Tuesday, March 30, 2021
Forthcoming September 7th, 2021
Sunday, March 21, 2021
Ignition Chronicles (page for a forthcoming anthology)
A Note on the (Soma)tic Poetry Ritual for the poem "9 Shard," by CAConrad
for Anne Boyer
For decades, poets have told me they write their best work when they are depressed or from the pain when a lover leaves, something that steers them into melancholy. When I teach creative writing, this often comes up, and I tell the poets in my class that I understand, but I also believe it is not exactly what we think it is.
We live our lives with our list of daily routines, from washing our bodies to obeying traffic signals on our way to work. There is so much to remember to get through the day. When tragedy disrupts our routines, suddenly, all of our attention is centered on that loss. It is in the focus of loss where many believe they can write better: Focus, the keyword.
It is crucial to learn that the focus the depression offers helps us write, not the depression itself. After we finally understand this, we see how we can orchestrate any focus we want, to write whenever and however we want! (Soma)tic poetry rituals have given me eyes to see the creative viability in everything around us for the poems!
Depression never again has to be a catalyst for creativity! What a relief! If I had to be depressed to write poems, I would have stopped it many years ago. After my boyfriend Earth was raped and murdered, I created a ritual to overcome my depression, getting out of the melancholy instead of romanticizing its violence on our emotional and spiritual bodies.

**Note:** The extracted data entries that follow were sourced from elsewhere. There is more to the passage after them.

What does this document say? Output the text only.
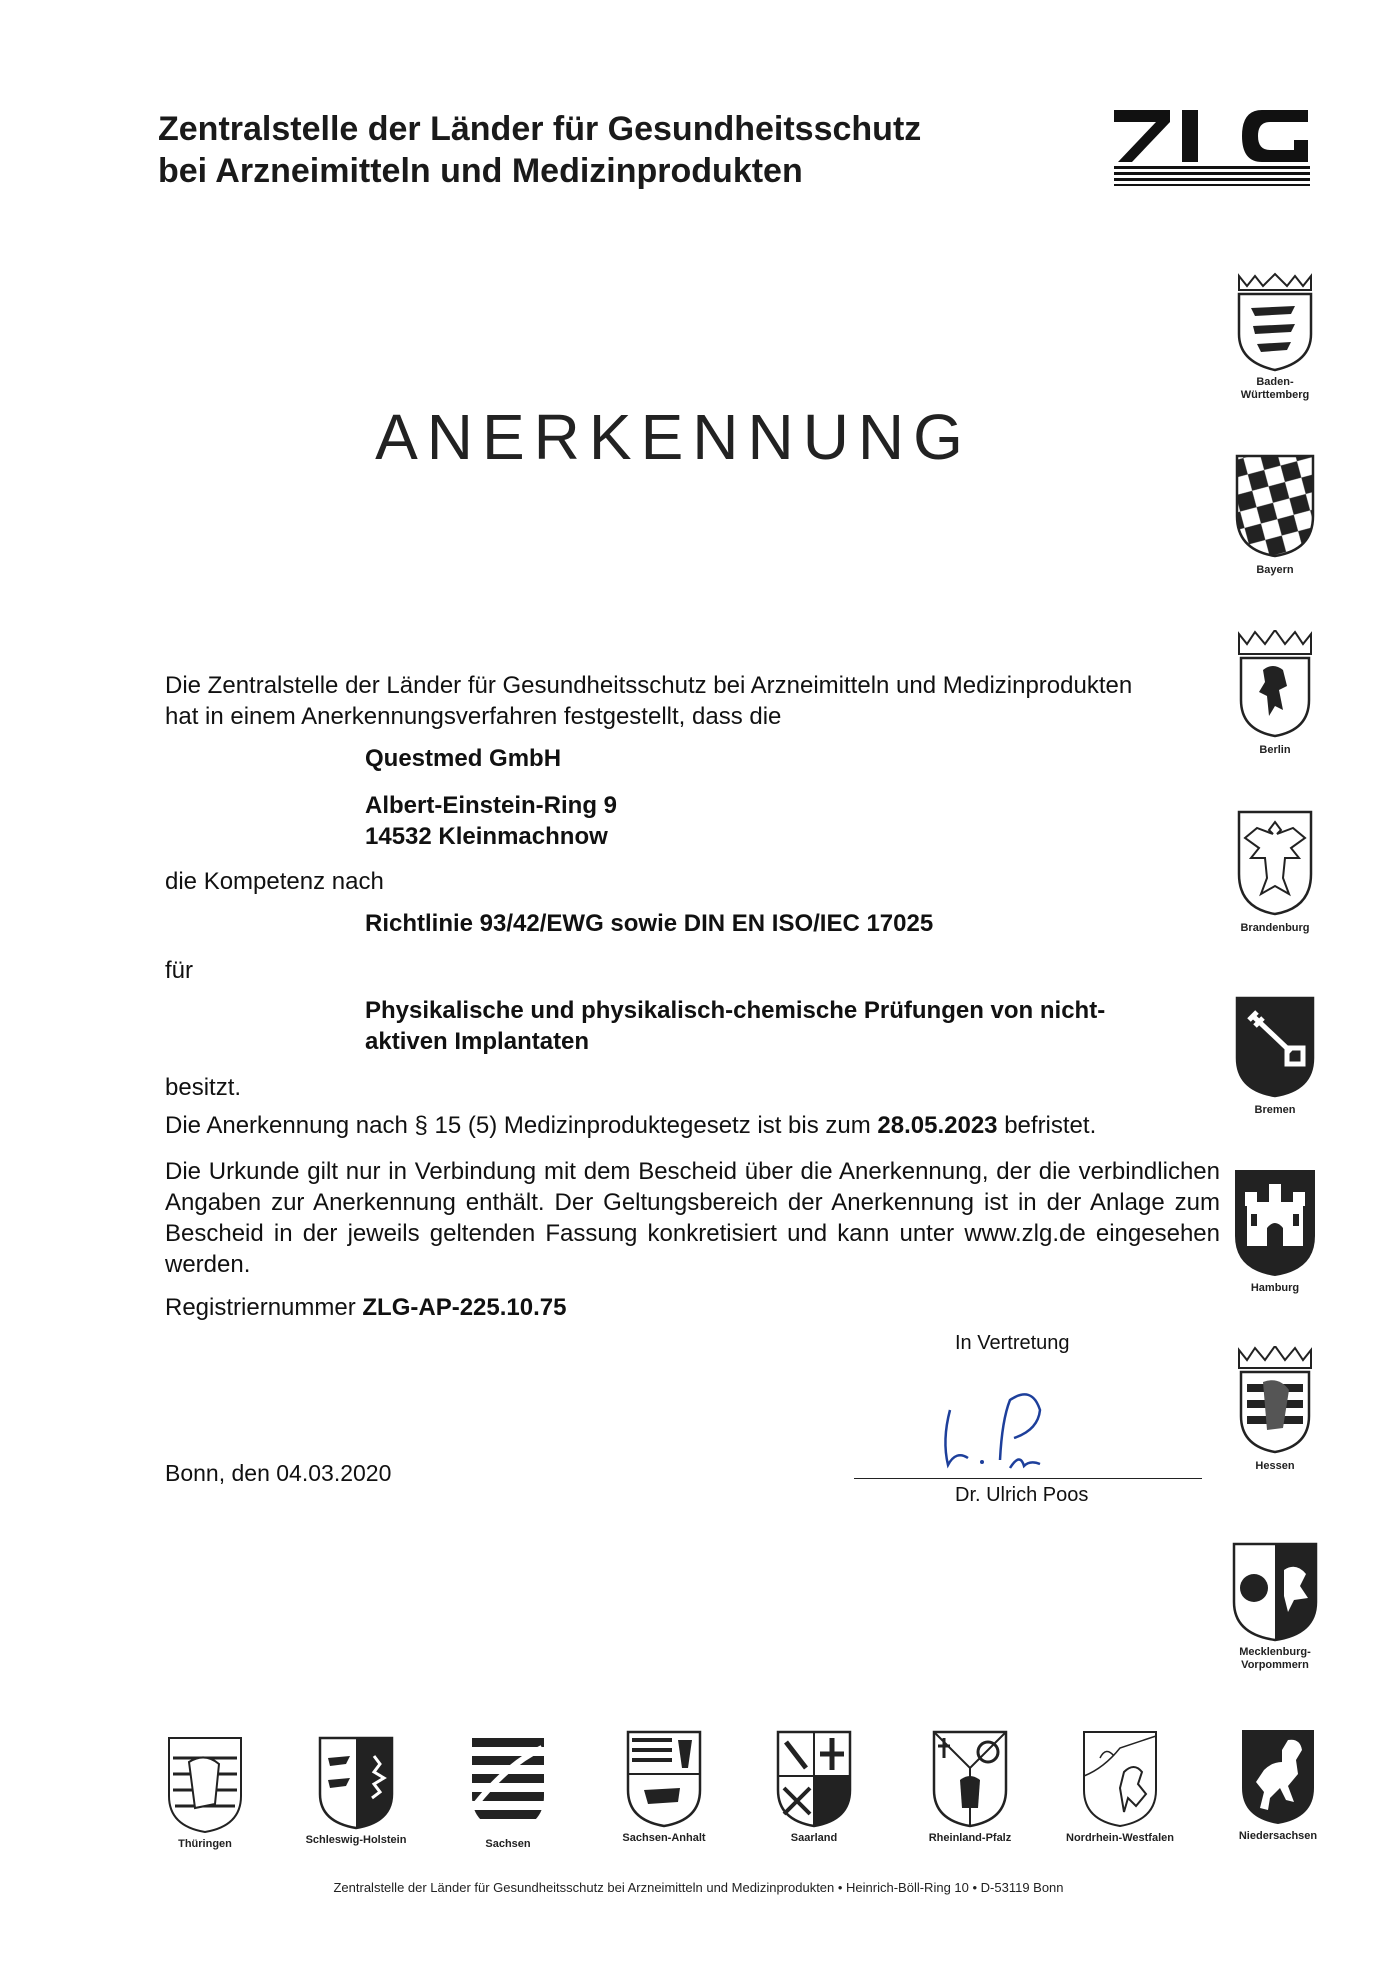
Zentralstelle der Länder für Gesundheitsschutz
bei Arzneimitteln und Medizinprodukten
ANERKENNUNG
Die Zentralstelle der Länder für Gesundheitsschutz bei Arzneimitteln und Medizinprodukten
hat in einem Anerkennungsverfahren festgestellt, dass die
Questmed GmbH
Albert-Einstein-Ring 9
14532 Kleinmachnow
die Kompetenz nach
Richtlinie 93/42/EWG sowie DIN EN ISO/IEC 17025
für
Physikalische und physikalisch-chemische Prüfungen von nicht-
aktiven Implantaten
besitzt.
Die Anerkennung nach § 15 (5) Medizinproduktegesetz ist bis zum 28.05.2023 befristet.
Die Urkunde gilt nur in Verbindung mit dem Bescheid über die Anerkennung, der die verbindlichen Angaben zur Anerkennung enthält. Der Geltungsbereich der Anerkennung ist in der Anlage zum Bescheid in der jeweils geltenden Fassung konkretisiert und kann unter www.zlg.de eingesehen werden.
Registriernummer ZLG-AP-225.10.75
In Vertretung
Dr. Ulrich Poos
Bonn, den 04.03.2020
Baden-
Württemberg
Bayern
Berlin
Brandenburg
Bremen
Hamburg
Hessen
Mecklenburg-
Vorpommern
Thüringen	Schleswig-Holstein	Sachsen	Sachsen-Anhalt	Saarland	Rheinland-Pfalz	Nordrhein-Westfalen	Niedersachsen
Zentralstelle der Länder für Gesundheitsschutz bei Arzneimitteln und Medizinprodukten • Heinrich-Böll-Ring 10 • D-53119 Bonn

Poetry can improve our lives' quality if we forego the fable of sadness and alcoholism as being the best tools for a poet. I chose one of my newest poems for this anthology because I hope my latest always to be my best. Having written poems is not as important to me as continuing to write them because it shows me I am still living in a state of awareness. This poem encapsulates many years of understanding how to trust my audience, corresponding, rather than connecting things for them. To me, by not entirely connecting, I am inviting the reader to write with me. The space around the poem is for the reader's imagination to flourish. Collaborating with the creativity of the reader is something I always need to trust.
The poem below is from a series I call "Shards." They result from a (Soma)tic poetry ritual currently titled, "Ignition Chronicles," which has a couple of ingredients I would like to explain. During the pandemic, I am in Seattle, Washington, which is part of a rainforest. It has more rain than I have ever experienced, with an average of 36 inches a year. I knew that a new relationship with water would be beneficial for me for many reasons, chief among them being to expand my emotional capacity to cope with so much cloud cover. Each morning I take my bowl of millet or rice with nuts and berries to Kinnear Park to eat beneath a pine tree. The rain filtering through the branches places a taste of pine in my bowl. A Steller's jay flies to join my ritual each morning, landing nearby to scream for a nut. It is the only voice they have, so I imagine they might mean, "Good morning," but it very much sounds like a scream to me. When I mimic their sound, they seem to approve, shaking their magnificent crest. And then I write. Then I watch the sunrise over Elliot Bay and gather pine needles for tea later in the afternoon. Hearing the Steller's jay and crows of Seattle awaken each day is reassuring that we all know to greet the power of what morning brings.
Later, I watch the sunrise again in another part of the world on outdoor public webcams. I have watched the sunrise in Mecca, Tokyo, Istanbul, Prague, and other places each day, trying a different outdoor webcam, meditating on these shards of light traveling 9 minutes through outer space after leaving the sun to reach us here on planet Earth. Yes, illumination and warmth arrive, but so does the help it brings for our bodies to produce critical vitamins for bone health, among other things. I drink the pine needle tea while writing with worldwide sunrise each afternoon.